Posted by: Unknown on Wednesday, November 4, 2020 at 12:00:00 am

Santa Rosa Symphony presents an enhanced concert experience on Sunday, December 13, 2020 at 3 PM on its YouTube channel. This virtual concert, conducted by Francesco Lecce-Chong, the third in the Symphony's SRS @ Home series, features Beethoven's Third Symphony and works by Antonio Vivaldi, Ralph Vaughan Williams and Jessie Montgomery.

This concert, recorded earlier in December in Green Music Center's Weill Hall, will premiere on December 13 at 3 PM, preceded by a live pre-concert talk at 2 PM and followed by a live post-concert Q&A with Lecce-Chong—all on YouTube. All three elements of this event will be free, though donations to support the ongoing music and outreach programs of the Symphony will be gratefully received during the event.

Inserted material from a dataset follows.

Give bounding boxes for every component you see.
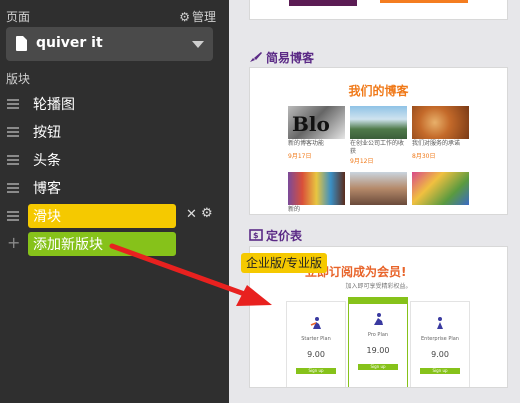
plan-tooltip: 企业版/专业版 bbox=[241, 253, 327, 273]
annotation-arrow bbox=[109, 243, 272, 306]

Music Director Francesco Lecce-Chong says, "It's been such a timely pleasure to present Beethoven's early symphonies to our community and beyond. Beethoven was a revolutionary who struggled with his impending deafness as he wrote this Third Symphony. It encourages us to push past convention and limitations to create something beautiful and lasting."

Beethoven’s Symphony No. 3 was a game-changer, not just for the composer's career, but for classical music in general. Beethoven dared to introduce new, nontraditional elements, which were unappreciated by the critics of the day. After this long, unique symphony, the up-and-coming composer was branded a revolutionary.

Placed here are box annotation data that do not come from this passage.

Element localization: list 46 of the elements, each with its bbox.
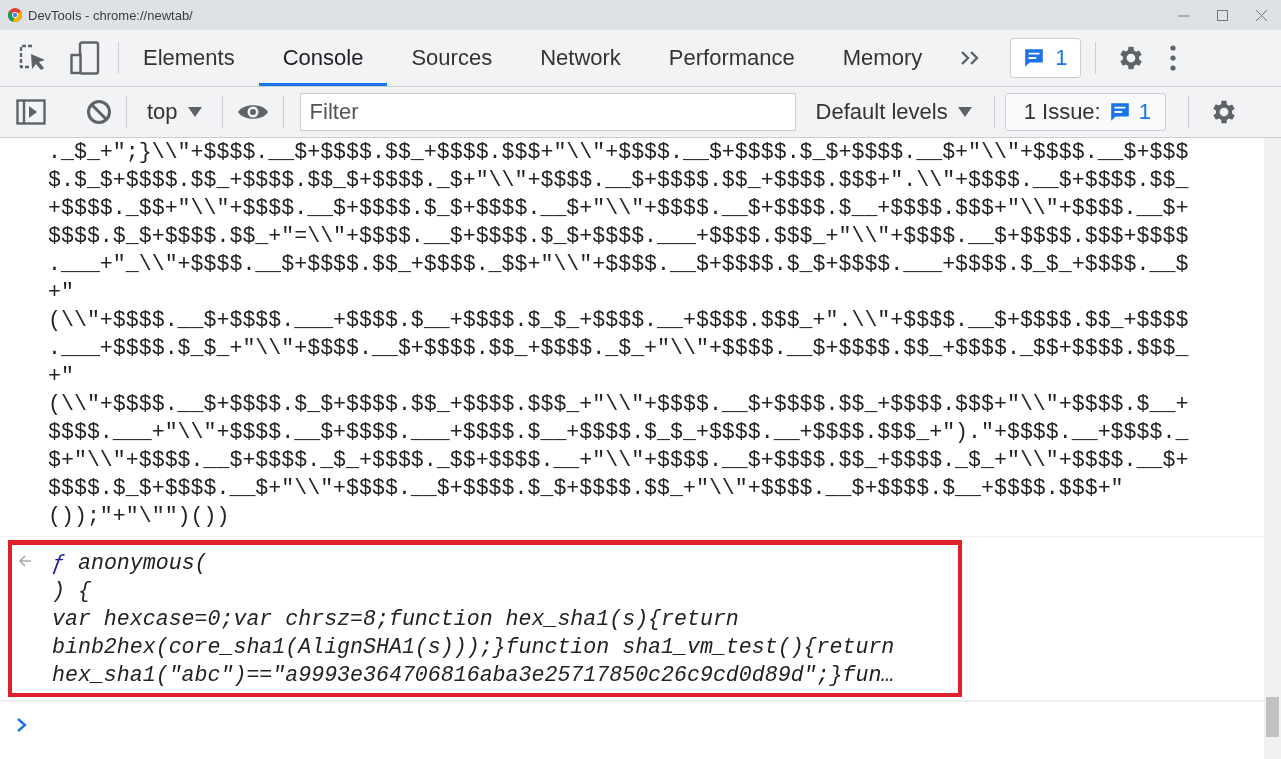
caret-icon bbox=[187, 107, 202, 117]
panel-tab[interactable]: Memory bbox=[818, 30, 947, 86]
console-log-line: +" bbox=[48, 363, 74, 390]
panel-tab[interactable]: Network bbox=[516, 30, 645, 86]
console-log-line: .___+$$$$.$_$_+"\\"+$$$$.__$+$$$$.$$_+$$$$._$_+"\\"+$$$$.__$+$$$$.$$_+$$$$._$$+$$$$.$$$_ bbox=[48, 335, 1189, 362]
result-code-line: ) { bbox=[52, 579, 91, 603]
result-code-line: hex_sha1("abc")=="a9993e364706816aba3e25717850c26c9cd0d89d";}fun… bbox=[52, 663, 895, 687]
browser-logo-icon bbox=[8, 8, 22, 22]
caret-icon bbox=[957, 107, 972, 117]
result-code-line: anonymous( bbox=[77, 551, 208, 575]
close-icon[interactable] bbox=[1256, 9, 1267, 21]
console-log-line: (\\"+$$$$.__$+$$$$.$_$+$$$$.$$_+$$$$.$$$_+"\\"+$$$$.__$+$$$$.$$_+$$$$.$$$+"\\"+$$$$.$__+ bbox=[48, 391, 1189, 418]
result-arrow-icon bbox=[18, 555, 32, 567]
window-title: DevTools - chrome://newtab/ bbox=[28, 7, 194, 23]
more-tabs-icon[interactable] bbox=[960, 50, 981, 66]
more-options-icon[interactable] bbox=[1169, 45, 1176, 71]
console-log-line: $$$$.$_$+$$$$.__$+"\\"+$$$$.__$+$$$$.$_$+$$$$.$$_+"\\"+$$$$.__$+$$$$.$__+$$$$.$$$+" bbox=[48, 475, 1124, 502]
prompt-chevron-icon[interactable] bbox=[16, 718, 28, 732]
levels-dropdown[interactable]: Default levels bbox=[809, 99, 978, 125]
scrollbar[interactable] bbox=[1264, 138, 1281, 759]
console-log-line: ._$_+";}\\"+$$$$.__$+$$$$.$$_+$$$$.$$$+"\\"+$$$$.__$+$$$$.$_$+$$$$.__$+"\\"+$$$$.__$+$$$ bbox=[48, 139, 1189, 166]
sidebar-toggle-icon[interactable] bbox=[16, 99, 46, 125]
console-log-line: $$$$.$_$+$$$$.$$_+"=\\"+$$$$.__$+$$$$.$_$+$$$$.___+$$$$.$$$_+"\\"+$$$$.__$+$$$$.$$$+$$$$ bbox=[48, 223, 1189, 250]
message-icon bbox=[1108, 101, 1131, 123]
console-log-line: $+"\\"+$$$$.__$+$$$$._$_+$$$$._$$+$$$$.__+"\\"+$$$$.__$+$$$$.$$_+$$$$._$_+"\\"+$$$$.__$+ bbox=[48, 447, 1189, 474]
issues-button[interactable]: 1 Issue: 1 bbox=[1004, 93, 1166, 131]
console-log-line: +" bbox=[48, 279, 74, 306]
result-code-line: binb2hex(core_sha1(AlignSHA1(s)));}function sha1_vm_test(){return bbox=[52, 635, 895, 659]
console-log-line: (\\"+$$$$.__$+$$$$.___+$$$$.$__+$$$$.$_$_+$$$$.__+$$$$.$$$_+".\\"+$$$$.__$+$$$$.$$_+$$$$ bbox=[48, 307, 1189, 334]
maximize-icon[interactable] bbox=[1217, 9, 1228, 21]
panel-tab[interactable]: Elements bbox=[119, 30, 259, 86]
function-keyword: ƒ bbox=[52, 551, 65, 575]
console-log-line: $$$$.___+"\\"+$$$$.__$+$$$$.___+$$$$.$__+$$$$.$_$_+$$$$.__+$$$$.$$$_+")."+$$$$.__+$$$$._ bbox=[48, 419, 1189, 446]
result-code-line: var hexcase=0;var chrsz=8;function hex_sha1(s){return bbox=[52, 607, 739, 631]
clear-console-icon[interactable] bbox=[86, 99, 112, 125]
console-log-line: +$$$$._$$+"\\"+$$$$.__$+$$$$.$_$+$$$$.__$+"\\"+$$$$.__$+$$$$.$__+$$$$.$$$+"\\"+$$$$.__$+ bbox=[48, 195, 1189, 222]
console-log-line: $.$_$+$$$$.$$_+$$$$.$$_$+$$$$._$+"\\"+$$$$.__$+$$$$.$$_+$$$$.$$$+".\\"+$$$$.__$+$$$$.$$_ bbox=[48, 167, 1189, 194]
message-icon bbox=[1023, 47, 1046, 69]
console-log-line: ());"+"\"")()) bbox=[48, 503, 230, 530]
filter-field[interactable]: Filter bbox=[299, 93, 796, 131]
panel-tab[interactable]: Sources bbox=[387, 30, 517, 86]
messages-badge[interactable]: 1 bbox=[1010, 38, 1081, 78]
device-toolbar-icon[interactable] bbox=[70, 41, 100, 75]
panel-tab[interactable]: Performance bbox=[644, 30, 819, 86]
console-log-line: .___+"_\\"+$$$$.__$+$$$$.$$_+$$$$._$$+"\\"+$$$$.__$+$$$$.$_$+$$$$.___+$$$$.$_$_+$$$$.__$ bbox=[48, 251, 1189, 278]
context-dropdown[interactable]: top bbox=[141, 99, 208, 125]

The Symphony's December concert begins with Source Code by Jessie Montgomery, a living composer from New York, who also dares to break with convention, offering something new and thought-provoking. The Washington Post describes her works as "turbulent, wildly colorful and exploding with life." An African-American, whose own 39th birthday is days before the concert, Montgomery writes of the piece, "The first sketches of Source Code began as transcriptions of various sources from African American artists prominent during the peak of the Civil Rights era in the United States." She describes her one-movement dirge-like work as centering on a new "melody based on syntax derived from black spirituals."

Vivaldi's Concerto for Violin, Two Oboes, Two Horns and Continuo provides an excellent showpiece for pairs of orchestra members to "talk" to one another and is a vibrant example of Vivaldi's recipe for an engaging concerto.

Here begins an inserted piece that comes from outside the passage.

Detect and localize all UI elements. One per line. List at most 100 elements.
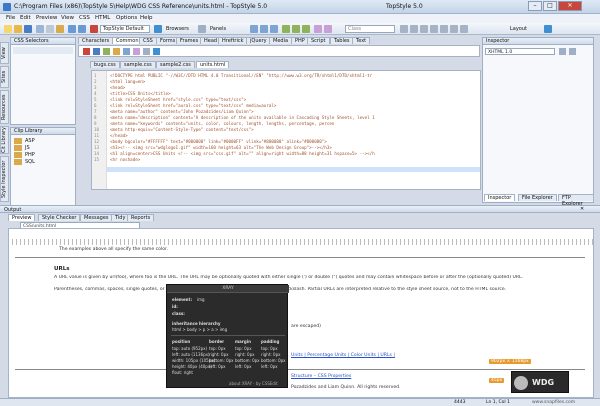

Ralph Vaughan Williams' Fantasia on Greensleeves, arranged by Ralph Greaves, pairs Vaughan Williams' version of the timeless, ubiquitous English tune with the composer's Lovely Joan. Vaughan Williams wove Greensleeves into the music for Shakespeare's play, "The Merry Wives of Windsor," and composed the Lovely Joan for "Sir John in Love," his own opera, based on the same plot. The pairing embodies Merry Old England.